Mission

As access to high-throughput sequencing technology increases, the bottleneck in biomedical research has shifted from generating data, to analyzing and integrating diverse data types. Addressing these needs requires that students and postdocs equip themselves with a toolkit for data mining and interrogation. This course focuses specifically on studying global gene expression (transcriptomics) through the use of the R programming environment and the Bioconductor suite of software packages – a versatile and robust collection of tools for bioinformatics, statistics, and plotting. During this semester-long course, students participate in a mix of lectures and guided code review, all while working with real datasets directly on their laptop. Students will learn to analyze RNAseq data using a lightweight and reusable set of modular scripts that leverage open-source software. In addition, students will learn best practices in data science for working in R/Bioconductor, including creating interactive data visualizations, making their analyses transparent and reproducible, and identifying experimental bias in large datasets.

Instructors

The course is taught by Dan Beiting, Assistant Professor of Pathobiology at PennVet. Camila Amorim and Alex Berry, both post-docs, serve as teaching assistants.

Support and Sponsors

This course is made possible in part by generous support for TA stipends from the UPenn Institute for Immunology (IFI). In addition, we thank RStudio for allowing access to RStudio Server Pro for this course, and for their continued free access to RStudio desktop, which is a critical resource for academic research in R. We also thank DataCamp for generously providing free and unrestricted access to their online learning content to all students enrolled in the course. Finally, we thank the folks at Code Ocean, who provide all students with convenient access to dockerized resources for transparency and reproducibility.

Format

This class is being run as an online virtual course that will ‘meet’ twice per week. These virtual classes require active participation (usually in form of coding and data analysis), so be prepared to work along with the videos. In addition to recorded lectures, the course consists of three live ‘hackdash’ data analysis challenges, which will be hosted via Zoom.

Course goals

  • Learn to analyze your own RNAseq data
  • Develop a lightweight and reusable RNAseq pipeline.
  • Learn best practices for working in R/bioconductor (extensible to other datatypes)
  • Learn the basics of ‘data science’
  • Learn how to report your analysis and results in a transparent and reproducible way

Who can take the course?

This is a gradate level course offered through the Cell And Molecular Biology (CAMB) graduate group at the University of Pennsylvania. Space permitting, the course is open to students outside of CAMB. If you are not a graduate student at UPenn you can still access the course slides, code, videos and reading material on the site. This course is ideal for biomedical graduate students and postdocs who have little or no experience in bioinformatics, and we encourage students to bring their own RNAseq data to the course.

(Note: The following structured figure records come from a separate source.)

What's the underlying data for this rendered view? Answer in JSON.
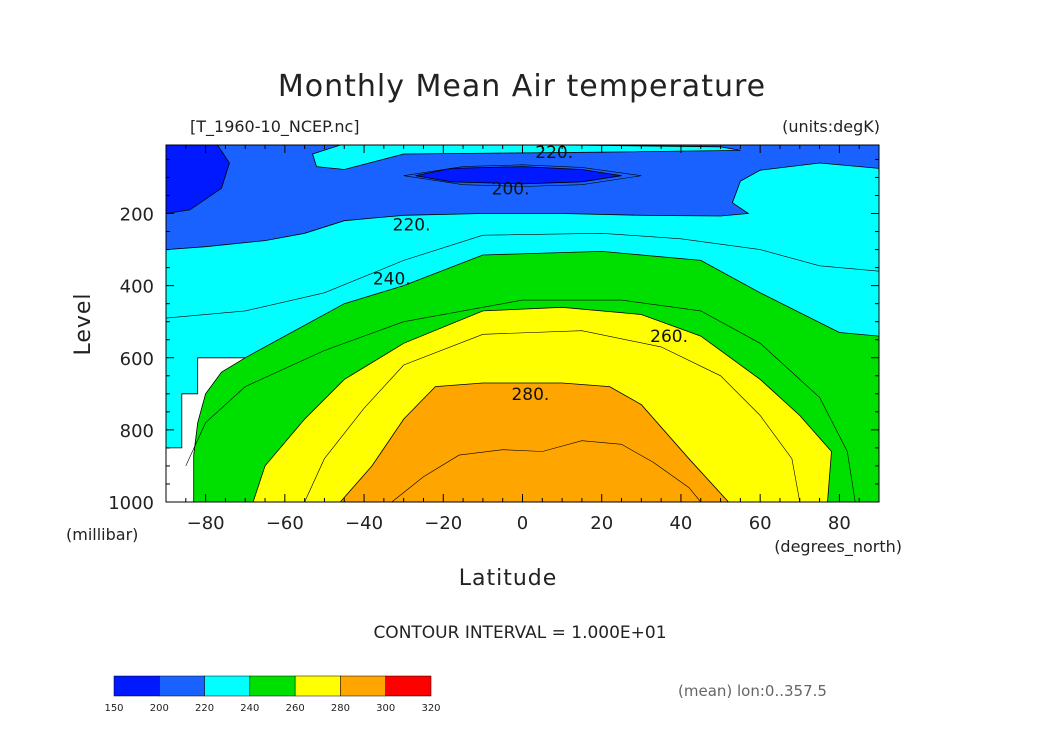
{
  "chart_data": {
    "type": "filled-contour",
    "title": "Monthly Mean Air temperature",
    "source_label": "[T_1960-10_NCEP.nc]",
    "units_label": "(units:degK)",
    "xlabel": "Latitude",
    "x_units": "(degrees_north)",
    "ylabel": "Level",
    "y_units": "(millibar)",
    "xlim": [
      -90,
      90
    ],
    "ylim": [
      1000,
      10
    ],
    "x_ticks": [
      -80,
      -60,
      -40,
      -20,
      0,
      20,
      40,
      60,
      80
    ],
    "x_tick_labels": [
      "−80",
      "−60",
      "−40",
      "−20",
      "0",
      "20",
      "40",
      "60",
      "80"
    ],
    "y_ticks": [
      200,
      400,
      600,
      800,
      1000
    ],
    "y_tick_labels": [
      "200",
      "400",
      "600",
      "800",
      "1000"
    ],
    "contour_interval_text": "CONTOUR INTERVAL = 1.000E+01",
    "contour_labels": [
      {
        "text": "220.",
        "lat": 8,
        "level": 30
      },
      {
        "text": "200.",
        "lat": -3,
        "level": 130
      },
      {
        "text": "220.",
        "lat": -28,
        "level": 230
      },
      {
        "text": "240.",
        "lat": -33,
        "level": 380
      },
      {
        "text": "260.",
        "lat": 37,
        "level": 540
      },
      {
        "text": "280.",
        "lat": 2,
        "level": 700
      }
    ],
    "colorbar": {
      "levels": [
        150,
        200,
        220,
        240,
        260,
        280,
        300,
        320
      ],
      "level_labels": [
        "150",
        "200",
        "220",
        "240",
        "260",
        "280",
        "300",
        "320"
      ],
      "colors": [
        "#0019ff",
        "#1a62ff",
        "#00ffff",
        "#00e000",
        "#ffff00",
        "#ffa500",
        "#ff0000"
      ]
    },
    "footnote": "(mean) lon:0..357.5",
    "regions": [
      {
        "band": "200-220",
        "color": "#1a62ff",
        "points": [
          [
            -90,
            10
          ],
          [
            90,
            10
          ],
          [
            90,
            300
          ],
          [
            -90,
            300
          ]
        ]
      },
      {
        "band": "150-200",
        "color": "#0019ff",
        "points": [
          [
            -90,
            10
          ],
          [
            -77,
            10
          ],
          [
            -74,
            60
          ],
          [
            -76,
            130
          ],
          [
            -84,
            190
          ],
          [
            -90,
            200
          ]
        ]
      },
      {
        "band": "150-200",
        "color": "#0019ff",
        "points": [
          [
            -27,
            95
          ],
          [
            -18,
            75
          ],
          [
            0,
            70
          ],
          [
            15,
            78
          ],
          [
            25,
            95
          ],
          [
            15,
            112
          ],
          [
            0,
            118
          ],
          [
            -18,
            112
          ]
        ]
      },
      {
        "band": "220-240",
        "color": "#00ffff",
        "points": [
          [
            -90,
            300
          ],
          [
            -80,
            292
          ],
          [
            -65,
            275
          ],
          [
            -55,
            255
          ],
          [
            -45,
            220
          ],
          [
            -30,
            205
          ],
          [
            -10,
            200
          ],
          [
            10,
            200
          ],
          [
            30,
            205
          ],
          [
            50,
            207
          ],
          [
            57,
            200
          ],
          [
            53,
            170
          ],
          [
            55,
            110
          ],
          [
            60,
            80
          ],
          [
            75,
            60
          ],
          [
            90,
            75
          ],
          [
            90,
            600
          ],
          [
            -82,
            600
          ],
          [
            -82,
            700
          ],
          [
            -86,
            700
          ],
          [
            -86,
            850
          ],
          [
            -90,
            850
          ]
        ]
      },
      {
        "band": "220-240",
        "color": "#00ffff",
        "points": [
          [
            -46,
            10
          ],
          [
            10,
            10
          ],
          [
            50,
            15
          ],
          [
            55,
            25
          ],
          [
            20,
            30
          ],
          [
            -30,
            35
          ],
          [
            -45,
            78
          ],
          [
            -52,
            70
          ],
          [
            -53,
            35
          ]
        ]
      },
      {
        "band": "240-260",
        "color": "#00e000",
        "points": [
          [
            -83,
            1000
          ],
          [
            -83,
            870
          ],
          [
            -82,
            780
          ],
          [
            -80,
            700
          ],
          [
            -76,
            640
          ],
          [
            -70,
            600
          ],
          [
            -60,
            540
          ],
          [
            -45,
            450
          ],
          [
            -30,
            400
          ],
          [
            -10,
            315
          ],
          [
            20,
            305
          ],
          [
            45,
            330
          ],
          [
            60,
            420
          ],
          [
            80,
            530
          ],
          [
            90,
            540
          ],
          [
            90,
            1000
          ]
        ]
      },
      {
        "band": "260-280",
        "color": "#ffff00",
        "points": [
          [
            -68,
            1000
          ],
          [
            -65,
            900
          ],
          [
            -55,
            770
          ],
          [
            -45,
            660
          ],
          [
            -30,
            560
          ],
          [
            -10,
            470
          ],
          [
            10,
            460
          ],
          [
            30,
            480
          ],
          [
            45,
            540
          ],
          [
            60,
            660
          ],
          [
            70,
            760
          ],
          [
            78,
            860
          ],
          [
            77,
            1000
          ]
        ]
      },
      {
        "band": "280-300",
        "color": "#ffa500",
        "points": [
          [
            -46,
            1000
          ],
          [
            -38,
            900
          ],
          [
            -30,
            770
          ],
          [
            -22,
            680
          ],
          [
            -10,
            670
          ],
          [
            10,
            670
          ],
          [
            22,
            680
          ],
          [
            30,
            730
          ],
          [
            42,
            880
          ],
          [
            52,
            1000
          ]
        ]
      }
    ],
    "contour_lines": [
      {
        "level": 205,
        "points": [
          [
            -30,
            95
          ],
          [
            -15,
            70
          ],
          [
            0,
            65
          ],
          [
            15,
            72
          ],
          [
            30,
            95
          ],
          [
            15,
            120
          ],
          [
            0,
            125
          ],
          [
            -15,
            120
          ],
          [
            -30,
            95
          ]
        ]
      },
      {
        "level": 230,
        "points": [
          [
            -90,
            490
          ],
          [
            -70,
            470
          ],
          [
            -50,
            420
          ],
          [
            -30,
            330
          ],
          [
            -10,
            260
          ],
          [
            20,
            255
          ],
          [
            40,
            270
          ],
          [
            60,
            300
          ],
          [
            75,
            345
          ],
          [
            90,
            360
          ]
        ]
      },
      {
        "level": 250,
        "points": [
          [
            -85,
            900
          ],
          [
            -80,
            780
          ],
          [
            -70,
            680
          ],
          [
            -50,
            580
          ],
          [
            -30,
            500
          ],
          [
            0,
            440
          ],
          [
            25,
            440
          ],
          [
            45,
            470
          ],
          [
            60,
            560
          ],
          [
            75,
            710
          ],
          [
            82,
            860
          ],
          [
            84,
            1000
          ]
        ]
      },
      {
        "level": 270,
        "points": [
          [
            -55,
            1000
          ],
          [
            -50,
            880
          ],
          [
            -40,
            740
          ],
          [
            -30,
            620
          ],
          [
            -10,
            535
          ],
          [
            15,
            525
          ],
          [
            35,
            570
          ],
          [
            50,
            650
          ],
          [
            60,
            760
          ],
          [
            68,
            880
          ],
          [
            70,
            1000
          ]
        ]
      },
      {
        "level": 290,
        "points": [
          [
            -33,
            1000
          ],
          [
            -25,
            930
          ],
          [
            -16,
            870
          ],
          [
            -5,
            855
          ],
          [
            5,
            860
          ],
          [
            15,
            830
          ],
          [
            25,
            840
          ],
          [
            33,
            890
          ],
          [
            42,
            960
          ],
          [
            45,
            1000
          ]
        ]
      }
    ]
  }
}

Can I just follow along online?

For the most part. All lectures, reading material and code are freely available and are organized on the website by lecture, so you can proceed at your own pace. However, there are some elements of the course that are only available for people who have officially registered. This include access to DataCamp for homework and extended learning, participation in our in-class hackathons (a.k.a. hackdashes), access to our course Code Ocean group, access to our class Slack page for 1:1 help from the instructor and our TAs throughout the course (and with your own data), and last but not least, course credit.

How will I be graded in this course?

All students taking the course for credit will be assigned a pass/fail grade. Pass/fail will be determined based on performance on three in-class hack-a-thons (called hackdashes) and completion of homework assignments.